Pourquoi partir de l'existant ?
• Pour
identifier des risques réels et non pas des dangers ou des risques théoriques sur la base d'une liste. Des outils tels que les référentiels de risques sont des moyens utiles mais restent insuffisants sans une analyse de l'activité propre de l'entreprise.
• Pour
comprendre l'émergence de ces risques par une analyse de l'activité des salariés.
• Pour
construire des solutions adaptées à la situation de travail.
• Pour
mieux prendre en compte les ressources et les contraintes propres à l'entreprise dans l'élaboration de ces solutions et dans leur mise en oeuvre.
Comment faire ?
1) Répertorier l’ensemble des données santé / sécurité qui existent dans l’entreprise.
* Données médicales (médecin du travail, infirmière) : restriction d’aptitude, recueil d’accident, fiche d’entreprise…
* Données techniques (rapports de vérifications, audits sécurité…)
* Ne pas oublier de répertorier certaines données relatives aux ressources humaines (turn-over, pyramide des âges...) qui permettent d'enrichir l'évaluation.
Téléchargez l'outil «
Recensement des données utiles »
2) Analyser les risques ET l’organisation de la prévention dans l’entreprise.
Identifier les risques ne suffit pas à les traiter ou les maîtriser. Il faut aussi mettre en évidence la manière dont l'entreprise repère et évalue les risques, construit des solutions et suit les améliorations.

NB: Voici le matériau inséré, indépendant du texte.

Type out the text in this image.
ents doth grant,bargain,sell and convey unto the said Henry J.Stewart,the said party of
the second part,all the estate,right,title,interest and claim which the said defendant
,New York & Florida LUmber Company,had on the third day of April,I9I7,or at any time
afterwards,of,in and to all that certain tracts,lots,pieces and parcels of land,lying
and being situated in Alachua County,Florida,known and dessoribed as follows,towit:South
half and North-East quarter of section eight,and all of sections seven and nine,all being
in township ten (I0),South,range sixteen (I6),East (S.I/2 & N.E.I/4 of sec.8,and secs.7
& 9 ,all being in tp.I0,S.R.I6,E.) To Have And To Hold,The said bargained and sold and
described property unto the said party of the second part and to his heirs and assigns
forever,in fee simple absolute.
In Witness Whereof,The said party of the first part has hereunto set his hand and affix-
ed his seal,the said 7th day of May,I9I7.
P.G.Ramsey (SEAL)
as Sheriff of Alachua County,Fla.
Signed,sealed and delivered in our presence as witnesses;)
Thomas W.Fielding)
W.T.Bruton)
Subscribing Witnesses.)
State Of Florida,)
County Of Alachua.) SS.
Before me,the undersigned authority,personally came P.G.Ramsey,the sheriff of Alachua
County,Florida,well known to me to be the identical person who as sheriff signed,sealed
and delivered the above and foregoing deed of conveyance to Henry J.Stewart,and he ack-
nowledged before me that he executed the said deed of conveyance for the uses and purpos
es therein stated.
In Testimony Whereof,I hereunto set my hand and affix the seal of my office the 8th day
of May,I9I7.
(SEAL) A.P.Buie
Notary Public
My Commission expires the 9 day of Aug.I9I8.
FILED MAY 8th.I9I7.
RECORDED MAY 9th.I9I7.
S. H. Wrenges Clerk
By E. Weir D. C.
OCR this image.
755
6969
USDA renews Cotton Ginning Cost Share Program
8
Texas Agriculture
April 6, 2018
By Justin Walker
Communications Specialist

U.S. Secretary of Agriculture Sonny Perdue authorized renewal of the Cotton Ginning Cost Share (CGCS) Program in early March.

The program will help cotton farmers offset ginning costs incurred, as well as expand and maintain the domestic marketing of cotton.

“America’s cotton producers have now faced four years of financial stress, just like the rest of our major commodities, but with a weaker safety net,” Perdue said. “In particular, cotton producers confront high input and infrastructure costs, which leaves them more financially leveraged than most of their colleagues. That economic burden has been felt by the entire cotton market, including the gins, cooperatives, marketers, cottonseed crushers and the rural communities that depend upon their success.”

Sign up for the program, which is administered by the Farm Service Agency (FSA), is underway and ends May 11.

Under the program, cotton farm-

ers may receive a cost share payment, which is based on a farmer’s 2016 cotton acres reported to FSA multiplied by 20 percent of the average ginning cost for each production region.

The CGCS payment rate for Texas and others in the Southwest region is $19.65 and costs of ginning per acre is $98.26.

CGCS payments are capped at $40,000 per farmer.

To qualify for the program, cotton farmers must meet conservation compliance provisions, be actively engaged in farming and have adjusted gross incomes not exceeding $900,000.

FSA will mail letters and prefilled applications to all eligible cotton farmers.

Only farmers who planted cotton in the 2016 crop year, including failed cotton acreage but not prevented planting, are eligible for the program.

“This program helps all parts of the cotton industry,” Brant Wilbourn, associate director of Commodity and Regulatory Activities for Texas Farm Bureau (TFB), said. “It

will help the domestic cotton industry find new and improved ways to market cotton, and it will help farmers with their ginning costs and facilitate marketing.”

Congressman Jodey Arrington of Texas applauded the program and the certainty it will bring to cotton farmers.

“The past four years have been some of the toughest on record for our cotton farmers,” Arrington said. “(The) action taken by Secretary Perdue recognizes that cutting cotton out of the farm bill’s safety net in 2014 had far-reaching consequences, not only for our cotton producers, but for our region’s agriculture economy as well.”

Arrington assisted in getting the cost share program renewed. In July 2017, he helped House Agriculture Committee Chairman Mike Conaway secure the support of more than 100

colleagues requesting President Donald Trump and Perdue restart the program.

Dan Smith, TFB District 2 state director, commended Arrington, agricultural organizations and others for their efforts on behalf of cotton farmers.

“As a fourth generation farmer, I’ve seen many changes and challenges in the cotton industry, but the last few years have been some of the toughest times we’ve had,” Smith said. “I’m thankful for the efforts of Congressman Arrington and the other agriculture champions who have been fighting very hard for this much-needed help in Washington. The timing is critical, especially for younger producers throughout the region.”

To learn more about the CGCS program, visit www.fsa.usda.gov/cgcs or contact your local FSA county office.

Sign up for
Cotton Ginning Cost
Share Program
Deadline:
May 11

Il faut donc repérer les éléments suivants : • Des
documents d'évaluation et des plans d'actions existent-ils?
• Une
personne chargée de la prévention est-elle identifiée?
• Y a-t-il une analyse
des incidents qui pourraient générer des risques ? Les personnes concernées sont-elles associées à cette analyse ?
• Comment sont conçues et mises en oeuvre les solutions ?
• La mise en œuvre des solutions est-elle suivie et comment ?
• L'encadrement est-il impliqué ?
• Etc.
3)
Analyser la structure de la population (jeunes embauchés salariés expérimentés...)
et les facteurs organisationnels (saisonnalité de l'activité, encadrement, charge de travail...) car ce sont des éléments qui :
- Ont une influence sur le risque de survenue d’accident,
- Expliquent le fonctionnement de l’organisation de la prévention.
4) De l’ensemble de ces données et de leur analyse, il est possible d’obtenir un premier niveau de réponse aux questions :
• Quels sont les
risques connus et maîtrisés ? • Quels sont les
risques qu'on n'arrive pas à traiter ? Cela permet de faciliter la recherche de solutions et l'élaboration du plan d'actions.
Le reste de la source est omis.